In the run up to Hawthorne Heights‘ b-sides collection, ‘Lost Frequencies’, both My Chemical Romance reunited and Creeper returned to the forefront; all reminding us that emo culture is far from dead.
‘Lost Frequencies’ follows 2018’s full-length release of a similar title from the Ohio-native outfit, ‘Bad Frequencies’, and consists of tracks unreleased in its gnarly predecessor, along with some of them being reimagined altogether.
‘Hard To Breathe’ poses a warm, punky welcome to the release that reeks of pop-punk traits, both legendary and overplayed. The slightly distorted guitars of JT Woodruff and Mark McMillon, coupled with Chris Popadak‘s stomping drums, muffle together in a breezy haze that is both generically comforting and tiresome. Granted, ‘Hard To Breathe’ is boppy and peaks in all the right places, but it sets this album up to be a little same-y.
The introduction to ‘Pink Hearts’ introduces a new tone to the effort that once appeared to refrain from experimentation, trickling Owl City-esque synth notes and electronic beats behind the slow words of Woodruff. This track throws up a misty sea spray that coaxes us into believing that this album is more diverse than it actually proves to be.
‘No Surrender’ follows, pummelling back into the pop-punk territory that’s bordering on boring by the second half of this effort. Hawthorne Heights appear to rely too heavily on electric hooks at this point, proving that this album would have probably been received better in the earlier years of this century. They are trying to pump a new lease of life into a stagnating genre.
There are elements of this release that are somewhat charming, as ‘Pet Sematary’ is more of a concept piece than a band trying way too hard to ignite sweaty crowds. The spooky, crunchy elements of the song and Matt Ridenour‘s bass are, however, sadly its only strengths. The verses are monotonous and carry the same spoken tone as the likes of early Blink-182, who were big in the early 2000s for a reason – their evolution – but the same cannot necessarily be said for this quartet.

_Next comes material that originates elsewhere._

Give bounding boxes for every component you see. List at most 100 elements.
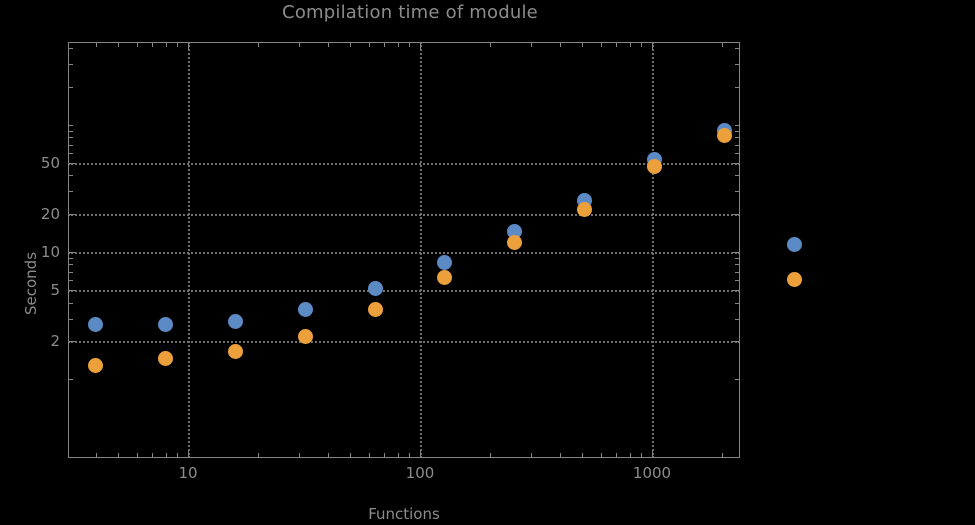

The album’s conclusion sadly continues to do nothing to excite. ‘Butterflies’ simmers down to create a sense of reflection, but instead falls somewhat flat and has a dull conveyance.
Hawthorne Heights may have a multitude of chart accomplishments under their belts, but this release poses the question of whether ‘Bad Frequencies’ would’ve been more greatly appreciated if left alone.